Религиозный человек чувствует, что он полностью охвачен божественной сущностью, словно он был только ударом пульса божественной жизни; его собственная субстанция безо всяких оговорок и даже в мистической неразличимости отдана субстанции Абсолюта. И все-таки, чтобы придать хоть какой-то смысл своей слитности (с Абсолютом), он должен сохранить некоторое самобытие, некоторое личностное противостояние, обособленное Я, для которого растворение в божественном всебытии есть бесконечная задача, процесс, который не был бы ни метафизически возможным, ни религиозно ощутимым, если бы не исходил из для-себя-бытия субъекта: бытие-воедино (Eins-Sein) с Богом обусловлено в своем значении бытием-иначе (Anders-Sein), чем Бог. А по ту сторону этой устремленности ввысь к трансцендентному то отношение к природе как целому, которого всю свою историю взыскует для себя человеческий дух, обнаруживает ту же самую форму.
Мы знаем, что встроены в природу как один из ее продуктов, равный среди равных, как точка, которой достигают и которую покидают вещества и энергии природы, подобно тому как они совершают свой круговорот через текущую воду и цветущее растение.
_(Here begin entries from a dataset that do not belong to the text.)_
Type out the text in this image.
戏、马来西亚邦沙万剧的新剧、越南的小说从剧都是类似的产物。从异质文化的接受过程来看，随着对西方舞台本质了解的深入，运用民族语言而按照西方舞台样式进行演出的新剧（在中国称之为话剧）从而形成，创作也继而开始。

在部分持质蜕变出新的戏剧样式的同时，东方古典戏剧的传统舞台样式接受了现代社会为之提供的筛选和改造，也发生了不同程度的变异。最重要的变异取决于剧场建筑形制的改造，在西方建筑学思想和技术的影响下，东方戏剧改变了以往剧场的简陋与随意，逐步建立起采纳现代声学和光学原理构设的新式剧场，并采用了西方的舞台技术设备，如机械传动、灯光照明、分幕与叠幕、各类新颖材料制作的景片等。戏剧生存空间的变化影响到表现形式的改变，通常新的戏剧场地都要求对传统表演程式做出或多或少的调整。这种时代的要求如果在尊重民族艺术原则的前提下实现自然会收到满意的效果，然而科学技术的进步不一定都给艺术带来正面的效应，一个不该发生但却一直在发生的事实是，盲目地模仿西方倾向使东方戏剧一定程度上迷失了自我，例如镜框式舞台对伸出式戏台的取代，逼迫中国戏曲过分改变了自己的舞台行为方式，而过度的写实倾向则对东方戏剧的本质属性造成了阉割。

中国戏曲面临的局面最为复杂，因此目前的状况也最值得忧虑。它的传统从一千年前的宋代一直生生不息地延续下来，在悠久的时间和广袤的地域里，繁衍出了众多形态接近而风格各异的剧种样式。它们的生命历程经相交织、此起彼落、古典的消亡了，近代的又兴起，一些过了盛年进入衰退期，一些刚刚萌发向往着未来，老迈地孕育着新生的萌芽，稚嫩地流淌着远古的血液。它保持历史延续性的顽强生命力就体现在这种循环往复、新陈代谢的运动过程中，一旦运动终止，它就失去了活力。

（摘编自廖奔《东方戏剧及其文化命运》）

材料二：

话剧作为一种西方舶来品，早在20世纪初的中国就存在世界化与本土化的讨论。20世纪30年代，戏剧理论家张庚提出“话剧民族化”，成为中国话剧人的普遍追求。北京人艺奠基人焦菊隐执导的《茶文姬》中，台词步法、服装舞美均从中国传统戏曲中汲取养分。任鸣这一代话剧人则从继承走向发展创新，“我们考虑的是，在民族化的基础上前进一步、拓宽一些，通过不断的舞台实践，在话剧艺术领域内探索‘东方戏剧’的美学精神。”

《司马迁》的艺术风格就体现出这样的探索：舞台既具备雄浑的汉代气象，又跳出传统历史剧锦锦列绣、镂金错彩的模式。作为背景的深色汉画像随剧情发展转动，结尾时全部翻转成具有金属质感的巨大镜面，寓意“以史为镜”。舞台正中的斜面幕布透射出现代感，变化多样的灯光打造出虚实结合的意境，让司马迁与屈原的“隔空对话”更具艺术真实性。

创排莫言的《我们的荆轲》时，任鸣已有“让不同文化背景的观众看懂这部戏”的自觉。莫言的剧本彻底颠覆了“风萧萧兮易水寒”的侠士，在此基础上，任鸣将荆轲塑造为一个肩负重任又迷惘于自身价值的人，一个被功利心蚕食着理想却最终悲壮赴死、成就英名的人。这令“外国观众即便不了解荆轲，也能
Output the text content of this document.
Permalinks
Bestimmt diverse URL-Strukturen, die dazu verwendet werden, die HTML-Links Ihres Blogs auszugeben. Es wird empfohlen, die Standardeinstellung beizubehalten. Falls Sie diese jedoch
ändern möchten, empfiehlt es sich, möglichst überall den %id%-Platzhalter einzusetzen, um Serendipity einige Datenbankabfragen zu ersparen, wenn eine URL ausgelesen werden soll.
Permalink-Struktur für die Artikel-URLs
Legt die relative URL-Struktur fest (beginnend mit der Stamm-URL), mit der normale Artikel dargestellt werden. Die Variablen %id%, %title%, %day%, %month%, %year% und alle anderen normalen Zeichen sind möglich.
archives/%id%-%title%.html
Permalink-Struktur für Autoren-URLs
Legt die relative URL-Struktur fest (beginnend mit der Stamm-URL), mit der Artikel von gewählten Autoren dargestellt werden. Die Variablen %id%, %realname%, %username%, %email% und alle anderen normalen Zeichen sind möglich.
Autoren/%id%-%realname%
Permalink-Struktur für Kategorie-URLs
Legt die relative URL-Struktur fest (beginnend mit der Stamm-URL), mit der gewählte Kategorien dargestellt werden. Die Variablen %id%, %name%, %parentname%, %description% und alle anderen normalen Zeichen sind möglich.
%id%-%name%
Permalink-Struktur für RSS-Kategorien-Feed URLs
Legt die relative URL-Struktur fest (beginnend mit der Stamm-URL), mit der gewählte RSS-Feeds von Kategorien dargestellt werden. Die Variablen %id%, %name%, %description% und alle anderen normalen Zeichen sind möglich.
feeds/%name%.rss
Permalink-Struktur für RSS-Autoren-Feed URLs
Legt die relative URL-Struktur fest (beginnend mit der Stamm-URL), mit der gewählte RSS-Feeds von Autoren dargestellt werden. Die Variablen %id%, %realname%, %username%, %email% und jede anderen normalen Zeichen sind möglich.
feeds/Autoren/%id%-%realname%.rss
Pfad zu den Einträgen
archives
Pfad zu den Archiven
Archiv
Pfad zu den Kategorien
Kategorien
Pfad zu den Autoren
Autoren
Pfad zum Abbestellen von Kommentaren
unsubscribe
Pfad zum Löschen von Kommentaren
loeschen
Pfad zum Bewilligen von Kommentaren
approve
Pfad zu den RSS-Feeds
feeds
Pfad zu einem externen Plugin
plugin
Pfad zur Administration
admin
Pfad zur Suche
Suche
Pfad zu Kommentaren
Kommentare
И все-таки у души есть чувство для-себя-бытия, независимого от всех этих переплетений и вовлечений, обозначаемого логически столь сомнительным понятием свободы; и противодействие тому движению, элементом которого мы, правда, и сами являемся, доходит до высшей степени: природа есть лишь представление в человеческих душах. Однако подобно тому как природа со всей ее бесспорной самозаконностью и грубой действительностью все-таки включается в
С одной стороны, мы знаем, что являемся продуктами общества: физиологический ряд предков, приспосабливавшихся и закреплявшихся, традиции их труда, знания и веры, весь дух прошлого, кристаллизовавшийся в объективных формах, – все это определяет предрасположенность и содержание нашей жизни. Поэтому возникает вопрос: не есть ли отдельный человек всего лишь сосуд, в котором в разной степени смешиваются уже прежде существовавшие элементы; ибо даже если элементы эти в конечном счете производятся отдельными людьми, то вклад каждого исчезающе мал, и только благодаря их родовому и общественному накоплению возникают факторы, синтез которых и составляет опять-таки то, что можно было бы называть «индивидуальностью».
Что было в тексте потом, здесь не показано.